We know that we are facing a recession—we know we've already entered into a recession. Now is the time to offer the opportunities for our young people to have the jobs of the future, and that is why I endorse the new recommendations that the Minister for Education, Dan Tehan, is making—that is, to focus the minds of our young people on what jobs there are on the other side of that training. They have to understand that it isn't the world of the 20th century, where you could go to university and one day come out the other side and think about what job you might get. We need our young to understand that the jobs of the future are in the healthcare sector, in the IT sector and in the services industries. We need to have these young people ready to grasp those opportunities. No longer is it about them going to university—like in The Game of Lifeand hoping that means they will come out the other side with a job. They need to go in with a forward-thinking idea, and for it to be supported by career advice and supported by what opportunities are on the other side. We don't want them blindly going in—as we know from the university sector, many of them go into their first year and change courses, because they haven't had good career counselling, they haven't had good skills mapping and they don't understand what it is they're going to get on the other side. So I welcome the fact that our government is supporting a National Careers Institute and a National Skills Commissioner. These are practical, pragmatic recommendations to ensure that our young people are ready for the next generation of jobs as they come online. We all know that the jobs of today are not the jobs of tomorrow. They are already changing. They're being pulled from underneath young people's feet as we speak.

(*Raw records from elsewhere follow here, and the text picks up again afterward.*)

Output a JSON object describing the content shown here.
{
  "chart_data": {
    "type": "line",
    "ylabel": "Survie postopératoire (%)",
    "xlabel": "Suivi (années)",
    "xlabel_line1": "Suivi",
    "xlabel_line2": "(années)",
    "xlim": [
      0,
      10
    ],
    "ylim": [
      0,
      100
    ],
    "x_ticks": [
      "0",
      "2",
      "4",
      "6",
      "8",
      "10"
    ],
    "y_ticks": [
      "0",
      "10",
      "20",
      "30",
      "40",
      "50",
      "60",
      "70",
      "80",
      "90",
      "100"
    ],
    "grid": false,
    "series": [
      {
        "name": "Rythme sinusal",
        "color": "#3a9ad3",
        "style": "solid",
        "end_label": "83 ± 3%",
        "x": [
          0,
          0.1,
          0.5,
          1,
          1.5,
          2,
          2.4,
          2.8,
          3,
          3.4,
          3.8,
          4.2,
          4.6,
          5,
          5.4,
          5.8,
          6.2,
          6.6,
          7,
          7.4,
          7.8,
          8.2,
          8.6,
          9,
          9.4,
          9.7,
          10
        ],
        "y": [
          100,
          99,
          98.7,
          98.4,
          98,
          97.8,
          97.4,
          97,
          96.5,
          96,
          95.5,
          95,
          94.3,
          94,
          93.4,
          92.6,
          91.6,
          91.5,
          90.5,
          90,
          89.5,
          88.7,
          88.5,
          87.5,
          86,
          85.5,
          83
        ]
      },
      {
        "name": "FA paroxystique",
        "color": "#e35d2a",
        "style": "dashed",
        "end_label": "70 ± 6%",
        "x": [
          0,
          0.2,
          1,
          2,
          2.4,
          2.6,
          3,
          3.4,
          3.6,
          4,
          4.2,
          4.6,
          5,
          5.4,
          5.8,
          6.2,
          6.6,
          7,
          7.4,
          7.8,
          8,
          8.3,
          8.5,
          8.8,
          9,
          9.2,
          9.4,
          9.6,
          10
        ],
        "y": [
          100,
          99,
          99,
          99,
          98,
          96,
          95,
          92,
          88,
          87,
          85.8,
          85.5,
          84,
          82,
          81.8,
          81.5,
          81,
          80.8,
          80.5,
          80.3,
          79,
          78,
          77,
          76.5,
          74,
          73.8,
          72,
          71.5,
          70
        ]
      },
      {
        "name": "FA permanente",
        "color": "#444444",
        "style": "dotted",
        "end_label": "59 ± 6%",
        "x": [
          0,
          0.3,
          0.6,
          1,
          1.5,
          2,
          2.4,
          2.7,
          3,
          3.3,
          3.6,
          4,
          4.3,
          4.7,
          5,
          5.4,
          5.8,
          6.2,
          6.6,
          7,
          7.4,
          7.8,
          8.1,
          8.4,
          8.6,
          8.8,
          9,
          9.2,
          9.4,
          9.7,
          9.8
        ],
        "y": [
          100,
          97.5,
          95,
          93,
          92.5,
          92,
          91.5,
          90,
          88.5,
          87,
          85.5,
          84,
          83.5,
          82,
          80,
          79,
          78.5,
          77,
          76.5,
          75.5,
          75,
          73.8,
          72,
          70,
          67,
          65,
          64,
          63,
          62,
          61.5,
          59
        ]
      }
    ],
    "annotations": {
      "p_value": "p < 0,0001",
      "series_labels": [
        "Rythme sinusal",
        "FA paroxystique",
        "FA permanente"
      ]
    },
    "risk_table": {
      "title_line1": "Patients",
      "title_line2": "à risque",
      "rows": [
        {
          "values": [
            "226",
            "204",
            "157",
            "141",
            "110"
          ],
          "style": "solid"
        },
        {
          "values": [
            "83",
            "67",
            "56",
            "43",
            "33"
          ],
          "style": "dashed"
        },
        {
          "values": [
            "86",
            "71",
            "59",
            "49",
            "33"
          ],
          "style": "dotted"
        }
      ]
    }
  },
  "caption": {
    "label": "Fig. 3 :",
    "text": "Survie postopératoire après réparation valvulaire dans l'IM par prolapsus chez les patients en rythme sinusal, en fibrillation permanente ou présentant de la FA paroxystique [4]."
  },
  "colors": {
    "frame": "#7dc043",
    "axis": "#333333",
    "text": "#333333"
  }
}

I also welcome the fact that the Minister for Education has provided a lifeline for our universities. Even though there's been a change to activity—we know that we've been very dependent on the international students—he has guaranteed the $18 billion of funding to this sector. It has been incredibly important for this transition through the COVID-19 crisis. But there is also the fact that we have 20,000 new students applying for these short online courses that have been made available because we know that these students need short courses to upskill in this period of transition as we go through the post-COVID period. So I would like to commend the Morrison government for what we are doing for higher education in this sector.